Kaiser to end ‘wobbly’ medicine

  • 21 April 2005

Doctors working without computerised systems are working in the “operational dark ages”, according to George Halvorson, chief executive officer of Kaiser Foundation Health Plan and Hospitals.


Speaking at the World Health Care Congress in Chantilly, France, he outlined his organisation’s $3 billion project to create a fully computerised information tool kit including an automated patient record.


He told the congress it was time for health care to stop functioning as a highly localised, unacceptably idiosyncratic cottage industry.


He said: "Health care today is inconsistent, unmeasured, sometimes dangerous, and often wasteful." He quoted a study where 135 doctors examined the same patient and recommended 82 different treatments.


Kaiser Permanente’s use of information technology to manage care for its eight million members was the model on which the last Labour government argued for the National Programme for IT.

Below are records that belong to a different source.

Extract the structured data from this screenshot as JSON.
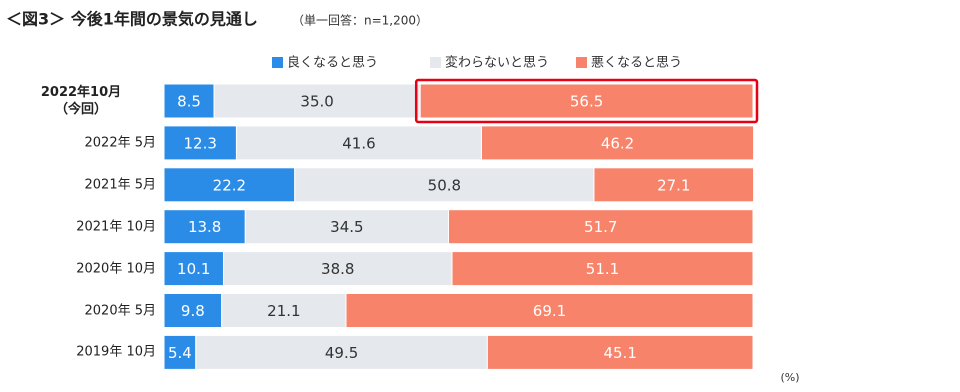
{
  "chart_data": {
    "type": "stacked-bar-horizontal",
    "title": "＜図3＞ 今後1年間の景気の見通し",
    "subtitle": "（単一回答：n=1,200）",
    "unit_label": "(%)",
    "categories": [
      "2022年10月\n（今回）",
      "2022年  5月",
      "2021年  5月",
      "2021年 10月",
      "2020年 10月",
      "2020年  5月",
      "2019年 10月"
    ],
    "series": [
      {
        "name": "良くなると思う",
        "color": "#2b8ce8",
        "values": [
          8.5,
          12.3,
          22.2,
          13.8,
          10.1,
          9.8,
          5.4
        ]
      },
      {
        "name": "変わらないと思う",
        "color": "#e5e8ed",
        "values": [
          35.0,
          41.6,
          50.8,
          34.5,
          38.8,
          21.1,
          49.5
        ],
        "value_labels": [
          "35.0",
          "41.6",
          "50.8",
          "34.5",
          "38.8",
          "21.1",
          "49.5"
        ]
      },
      {
        "name": "悪くなると思う",
        "color": "#f7836b",
        "values": [
          56.5,
          46.2,
          27.1,
          51.7,
          51.1,
          69.1,
          45.1
        ]
      }
    ],
    "xlim": [
      0,
      100
    ],
    "highlight": {
      "category": 0,
      "series": 2,
      "color": "#e60012"
    }
  }
}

Health care, said Halverson, needs an industrial revolution based on systems thinking, systematic use of improvement techniques, and technology.

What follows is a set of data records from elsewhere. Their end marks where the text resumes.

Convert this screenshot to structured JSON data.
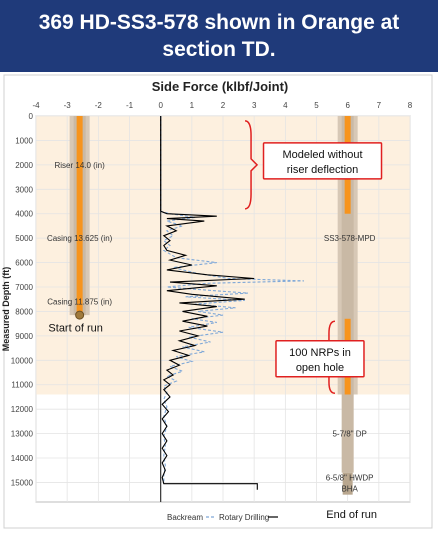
{
  "header": {
    "title": "369 HD-SS3-578 shown in Orange at section TD."
  },
  "chart_data": {
    "type": "line",
    "title": "Side Force (klbf/Joint)",
    "xlabel": "",
    "ylabel": "Measured Depth (ft)",
    "xlim": [
      -4,
      8
    ],
    "ylim": [
      0,
      15800
    ],
    "x_ticks": [
      "-4",
      "-3",
      "-2",
      "-1",
      "0",
      "1",
      "2",
      "3",
      "4",
      "5",
      "6",
      "7",
      "8"
    ],
    "y_ticks": [
      "0",
      "1000",
      "2000",
      "3000",
      "4000",
      "5000",
      "6000",
      "7000",
      "8000",
      "9000",
      "10000",
      "11000",
      "12000",
      "13000",
      "14000",
      "15000"
    ],
    "grid": true,
    "legend": "bottom",
    "shaded_depth_range": [
      0,
      11400
    ],
    "series": [
      {
        "name": "Backream",
        "color": "#7fa8d8",
        "style": "dashed",
        "points": [
          [
            0,
            0
          ],
          [
            0,
            3900
          ],
          [
            0.3,
            4000
          ],
          [
            1.1,
            4150
          ],
          [
            0.2,
            4300
          ],
          [
            0.7,
            4500
          ],
          [
            0.2,
            4700
          ],
          [
            0.4,
            4900
          ],
          [
            0.1,
            5100
          ],
          [
            0.3,
            5300
          ],
          [
            0.1,
            5500
          ],
          [
            0.5,
            5800
          ],
          [
            1.8,
            6000
          ],
          [
            0.4,
            6200
          ],
          [
            1.2,
            6450
          ],
          [
            2.2,
            6650
          ],
          [
            4.6,
            6750
          ],
          [
            1.5,
            6850
          ],
          [
            0.2,
            7000
          ],
          [
            1.2,
            7100
          ],
          [
            2.8,
            7250
          ],
          [
            0.8,
            7400
          ],
          [
            2.7,
            7550
          ],
          [
            1.1,
            7700
          ],
          [
            2.4,
            7850
          ],
          [
            1.2,
            8000
          ],
          [
            2.0,
            8150
          ],
          [
            1.0,
            8300
          ],
          [
            1.8,
            8450
          ],
          [
            0.9,
            8650
          ],
          [
            2.0,
            8850
          ],
          [
            0.9,
            9050
          ],
          [
            1.6,
            9250
          ],
          [
            0.7,
            9450
          ],
          [
            1.4,
            9650
          ],
          [
            0.5,
            9850
          ],
          [
            1.0,
            10050
          ],
          [
            0.3,
            10250
          ],
          [
            0.7,
            10450
          ],
          [
            0.2,
            10650
          ],
          [
            0.5,
            10850
          ],
          [
            0.1,
            11050
          ],
          [
            0.2,
            11300
          ],
          [
            0.1,
            11600
          ],
          [
            0.2,
            11900
          ],
          [
            0.1,
            12300
          ],
          [
            0.2,
            12700
          ],
          [
            0.1,
            13100
          ],
          [
            0.15,
            13500
          ],
          [
            0.1,
            13900
          ],
          [
            0.15,
            14300
          ],
          [
            0.1,
            14700
          ],
          [
            0.1,
            15050
          ]
        ]
      },
      {
        "name": "Rotary Drilling",
        "color": "#000000",
        "style": "solid",
        "points": [
          [
            0,
            0
          ],
          [
            0,
            3900
          ],
          [
            0.2,
            4000
          ],
          [
            1.8,
            4100
          ],
          [
            0.2,
            4200
          ],
          [
            1.4,
            4300
          ],
          [
            0.2,
            4500
          ],
          [
            0.5,
            4700
          ],
          [
            0.1,
            4900
          ],
          [
            0.3,
            5100
          ],
          [
            0.1,
            5300
          ],
          [
            0.2,
            5500
          ],
          [
            0.8,
            5700
          ],
          [
            0.3,
            5900
          ],
          [
            1.0,
            6100
          ],
          [
            0.2,
            6300
          ],
          [
            1.5,
            6500
          ],
          [
            3.0,
            6650
          ],
          [
            0.3,
            6800
          ],
          [
            1.8,
            6950
          ],
          [
            0.2,
            7150
          ],
          [
            1.0,
            7300
          ],
          [
            2.7,
            7500
          ],
          [
            0.6,
            7650
          ],
          [
            1.8,
            7800
          ],
          [
            0.7,
            8000
          ],
          [
            1.5,
            8200
          ],
          [
            0.7,
            8400
          ],
          [
            1.5,
            8600
          ],
          [
            0.6,
            8800
          ],
          [
            1.2,
            9000
          ],
          [
            0.6,
            9200
          ],
          [
            1.1,
            9400
          ],
          [
            0.4,
            9600
          ],
          [
            0.9,
            9800
          ],
          [
            0.3,
            10000
          ],
          [
            0.6,
            10200
          ],
          [
            0.2,
            10400
          ],
          [
            0.4,
            10600
          ],
          [
            0.1,
            10800
          ],
          [
            0.3,
            11000
          ],
          [
            0.1,
            11200
          ],
          [
            0.3,
            11500
          ],
          [
            0.05,
            11800
          ],
          [
            0.25,
            12100
          ],
          [
            0.05,
            12400
          ],
          [
            0.2,
            12700
          ],
          [
            0.05,
            13000
          ],
          [
            0.2,
            13300
          ],
          [
            0.05,
            13600
          ],
          [
            0.2,
            13900
          ],
          [
            0.05,
            14200
          ],
          [
            0.15,
            14500
          ],
          [
            0.05,
            14800
          ],
          [
            0.1,
            15050
          ],
          [
            3.1,
            15050
          ],
          [
            3.1,
            15300
          ]
        ]
      }
    ],
    "casing_labels": [
      {
        "text": "Riser 14.0 (in)",
        "depth": 2000
      },
      {
        "text": "Casing 13.625 (in)",
        "depth": 5000
      },
      {
        "text": "Casing 11.875 (in)",
        "depth": 7600
      }
    ],
    "string_labels": [
      {
        "text": "SS3-578-MPD",
        "depth": 5000
      },
      {
        "text": "5-7/8\" DP",
        "depth": 13000
      },
      {
        "text": "6-5/8\" HWDP",
        "depth": 14800
      },
      {
        "text": "BHA",
        "depth": 15250
      }
    ],
    "annotations": [
      {
        "text": "Modeled without riser deflection",
        "lines": [
          "Modeled without",
          "riser deflection"
        ]
      },
      {
        "text": "100 NRPs in open hole",
        "lines": [
          "100 NRPs in",
          "open hole"
        ]
      },
      {
        "text": "Start of run"
      },
      {
        "text": "End of run"
      }
    ],
    "colors": {
      "orange": "#f7941d",
      "shade": "#fdf0df",
      "tube": "#d4c4b1",
      "callout": "#e02020"
    }
  }
}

Quality experts know that any system or machine with “wobbly” parts will get “wobbly” results. Health care has five “glaringly obvious” wobbly parts: the medical record, inconsistent access to current science, patient compliance, patient follow up, and outcome tracking.


The new system – known as KP Health Connect – will allow patients, physicians, and other authorised health care staff access to complete, up-to-the-minute medical record, including test/lab results. The system will include access for doctors and other health professionals to information about best practice.


Patients will also be able to schedule appointments, request medication refills, and ask for referrals.


KP Health Connect is being implemented over five years and elements are now in place across the organisation’s 30 hospitals. It will not only improve care but also allow significant efficiency savings, said Mr Halvorson.


Mr Halvorson outlined some of these. Electronic ordering of lab tests for hospitals had allowed clinicians to change the priority from ‘first in first out” to one based on clinical need and discharge date. As a result, Kaiser has been able to eliminate one in-day in hospital for every four patients.


He predicted that systematic follow up care will cut out he need for 80,000 hospital bed days a year for patients with diabetes alone.


He said: "We will look back on now as the ‘operational dark ages’ and wonder how we managed to function with our present tool kit. "


His comments chime with a series of papers in the British Medical Journal looking at what the US and UK health systems can learn from each other.


In one recent piece, Dr Richard Smith, former BMJ editor and now chief executive of United Healthcare Europe, argues that the US should begin to implement a programme similar to the UK’s NPfIT – now NHS Connecting for Health.


He wrote: "Groups in the United States have recognised that an improved information technology system may be the ‘big hope’ for improving quality of healthcare and slowing the relentless rise in costs."


The US’s fractured health system made it difficult to persuade organisations of the case for large-scale investment, he wrote. If the UK’s programme were able to show substantial improvements from its investments, this would increase pressure in to find a way forward in the US.


Dr Smith told EHI he was not close enough to the CfH to make a judgement about its progress so far, but said: “"t is inevitable that a huge project like this will have a number of difficulties along the way. That’s where leadership is really needed to keep it going."


In March Dr Simon Cohn, managing director of Kaiser Permanente and a leader of KP’s electronic medical record programme, took over chairmanship of the US government’s National Committee on Vital and Health Statistics – the central committee leading the development of a centralised IT effort in US health systems.